There's a break in the conversation now; the three of us stare up at the sky. Billy's looking contented and ready to continue educating us about music.
"So shit man, you should check out some Emo dude," Billy says. "I guess you don't listen to music much huh?"
"Yeah. Maybe." John says.
"So like, what do you do anyway?"
"Oh," says John. "I'm a professional musician."

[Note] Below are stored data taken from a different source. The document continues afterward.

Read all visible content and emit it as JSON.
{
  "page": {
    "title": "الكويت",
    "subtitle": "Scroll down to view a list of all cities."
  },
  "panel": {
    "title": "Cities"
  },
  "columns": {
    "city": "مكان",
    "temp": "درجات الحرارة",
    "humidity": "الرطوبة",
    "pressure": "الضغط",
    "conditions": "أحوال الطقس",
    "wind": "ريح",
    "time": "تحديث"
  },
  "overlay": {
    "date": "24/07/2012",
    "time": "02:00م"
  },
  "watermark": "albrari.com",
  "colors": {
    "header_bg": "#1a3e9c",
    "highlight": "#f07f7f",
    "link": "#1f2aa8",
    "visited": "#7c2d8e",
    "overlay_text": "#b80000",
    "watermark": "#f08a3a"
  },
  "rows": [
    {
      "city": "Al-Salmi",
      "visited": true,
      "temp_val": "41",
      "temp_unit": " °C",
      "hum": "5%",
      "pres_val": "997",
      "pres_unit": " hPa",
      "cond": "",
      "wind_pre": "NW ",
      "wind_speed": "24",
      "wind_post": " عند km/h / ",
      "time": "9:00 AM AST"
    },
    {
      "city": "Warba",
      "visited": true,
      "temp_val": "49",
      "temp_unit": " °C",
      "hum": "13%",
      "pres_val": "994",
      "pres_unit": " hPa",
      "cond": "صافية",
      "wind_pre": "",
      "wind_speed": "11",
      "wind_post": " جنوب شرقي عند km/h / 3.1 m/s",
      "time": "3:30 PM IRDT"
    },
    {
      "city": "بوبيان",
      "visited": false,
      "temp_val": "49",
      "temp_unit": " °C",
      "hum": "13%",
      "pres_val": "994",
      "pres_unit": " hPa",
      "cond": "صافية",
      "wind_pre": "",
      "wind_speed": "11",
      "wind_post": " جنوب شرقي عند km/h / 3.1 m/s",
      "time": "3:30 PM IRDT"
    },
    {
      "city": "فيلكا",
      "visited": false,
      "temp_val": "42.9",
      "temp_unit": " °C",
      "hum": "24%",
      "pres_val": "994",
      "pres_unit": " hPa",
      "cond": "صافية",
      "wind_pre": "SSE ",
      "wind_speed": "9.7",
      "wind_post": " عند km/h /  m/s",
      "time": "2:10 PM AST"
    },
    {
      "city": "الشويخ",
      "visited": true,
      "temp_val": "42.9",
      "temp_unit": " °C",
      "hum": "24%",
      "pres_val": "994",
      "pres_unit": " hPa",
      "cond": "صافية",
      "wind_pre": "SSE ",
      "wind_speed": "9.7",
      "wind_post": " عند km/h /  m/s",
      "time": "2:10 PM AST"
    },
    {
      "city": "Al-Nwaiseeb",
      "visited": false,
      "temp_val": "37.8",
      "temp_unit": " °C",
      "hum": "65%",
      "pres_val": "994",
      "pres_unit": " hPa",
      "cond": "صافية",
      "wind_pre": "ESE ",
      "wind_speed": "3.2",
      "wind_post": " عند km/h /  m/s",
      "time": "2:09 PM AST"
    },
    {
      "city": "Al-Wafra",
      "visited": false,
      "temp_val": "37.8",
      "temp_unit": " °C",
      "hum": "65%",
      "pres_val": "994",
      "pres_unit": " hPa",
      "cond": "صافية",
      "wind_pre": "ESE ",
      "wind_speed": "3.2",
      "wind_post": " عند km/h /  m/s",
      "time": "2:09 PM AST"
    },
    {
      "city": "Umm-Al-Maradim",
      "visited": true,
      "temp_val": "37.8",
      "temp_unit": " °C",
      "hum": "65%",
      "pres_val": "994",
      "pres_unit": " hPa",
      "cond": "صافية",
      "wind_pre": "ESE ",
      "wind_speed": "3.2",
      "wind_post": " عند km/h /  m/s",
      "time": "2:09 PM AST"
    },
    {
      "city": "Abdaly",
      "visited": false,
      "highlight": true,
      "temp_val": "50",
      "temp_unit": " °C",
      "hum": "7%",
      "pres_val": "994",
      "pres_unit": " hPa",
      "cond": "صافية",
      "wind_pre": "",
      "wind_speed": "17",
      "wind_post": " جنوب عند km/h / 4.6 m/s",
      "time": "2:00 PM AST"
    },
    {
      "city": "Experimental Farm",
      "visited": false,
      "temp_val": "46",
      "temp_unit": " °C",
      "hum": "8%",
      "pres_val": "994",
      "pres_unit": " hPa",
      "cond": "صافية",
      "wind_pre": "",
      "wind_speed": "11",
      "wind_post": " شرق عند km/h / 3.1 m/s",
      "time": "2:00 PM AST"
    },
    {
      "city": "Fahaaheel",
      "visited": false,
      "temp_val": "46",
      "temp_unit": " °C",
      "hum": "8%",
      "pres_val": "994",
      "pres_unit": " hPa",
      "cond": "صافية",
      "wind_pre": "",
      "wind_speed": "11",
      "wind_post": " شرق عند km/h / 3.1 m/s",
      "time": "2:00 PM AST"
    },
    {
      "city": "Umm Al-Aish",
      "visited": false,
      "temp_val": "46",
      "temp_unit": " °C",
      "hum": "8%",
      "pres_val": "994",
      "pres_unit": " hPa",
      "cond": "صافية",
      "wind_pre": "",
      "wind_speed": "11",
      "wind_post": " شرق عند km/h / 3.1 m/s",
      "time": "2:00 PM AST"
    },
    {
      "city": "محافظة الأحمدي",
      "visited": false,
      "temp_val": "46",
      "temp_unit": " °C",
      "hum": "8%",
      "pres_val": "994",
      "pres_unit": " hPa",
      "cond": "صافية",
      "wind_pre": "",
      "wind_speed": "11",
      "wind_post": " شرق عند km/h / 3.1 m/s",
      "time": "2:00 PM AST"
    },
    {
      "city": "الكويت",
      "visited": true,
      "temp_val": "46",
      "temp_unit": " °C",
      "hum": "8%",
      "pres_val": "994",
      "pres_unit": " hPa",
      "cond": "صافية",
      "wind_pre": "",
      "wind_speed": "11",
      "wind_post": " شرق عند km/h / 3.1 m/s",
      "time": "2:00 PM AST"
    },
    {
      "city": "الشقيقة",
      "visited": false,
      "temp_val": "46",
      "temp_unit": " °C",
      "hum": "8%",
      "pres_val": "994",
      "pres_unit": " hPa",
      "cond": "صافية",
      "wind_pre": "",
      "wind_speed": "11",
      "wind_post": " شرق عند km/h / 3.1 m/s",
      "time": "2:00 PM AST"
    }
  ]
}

In my post from a week ago about how Hipsters are humorless sonsofbitches because their parents made them listen to too much NPR when they were little, I made an off color reference to Oliver Stone as an example of a humorless Old Liberal. Well, this weekend I watched the DVD of Platoon because I had this nagging feeling that perhaps I unfairly pegged Ollie. And after watching not only the movie, but also every bit of special feature on the goddamned DVD including the 'Making of Platoon,' the original trailer, the production notes, the photo gallery, interviews with all the actors, and the credits in full, I've decided to extend this correction: Oliver Stone did gallantly serve his country in the Vietnam War. He dropped out of art school and volunteered to go to the war. He was a fresh-faced high-falutin' suburban kid, but he came out a murderin,' pot-smokin,' mud-covered, blood-covered stony-gazin' American man. Goddamn, Oliver. So, though I was not in error to label Mr. Stone a humorless Liberal, his case seems unique because he's such a fucking badass. Mostly I just regret lumping him in with those whiny fucking alarmist pussies over at the Village Voice. Sorry Ollie.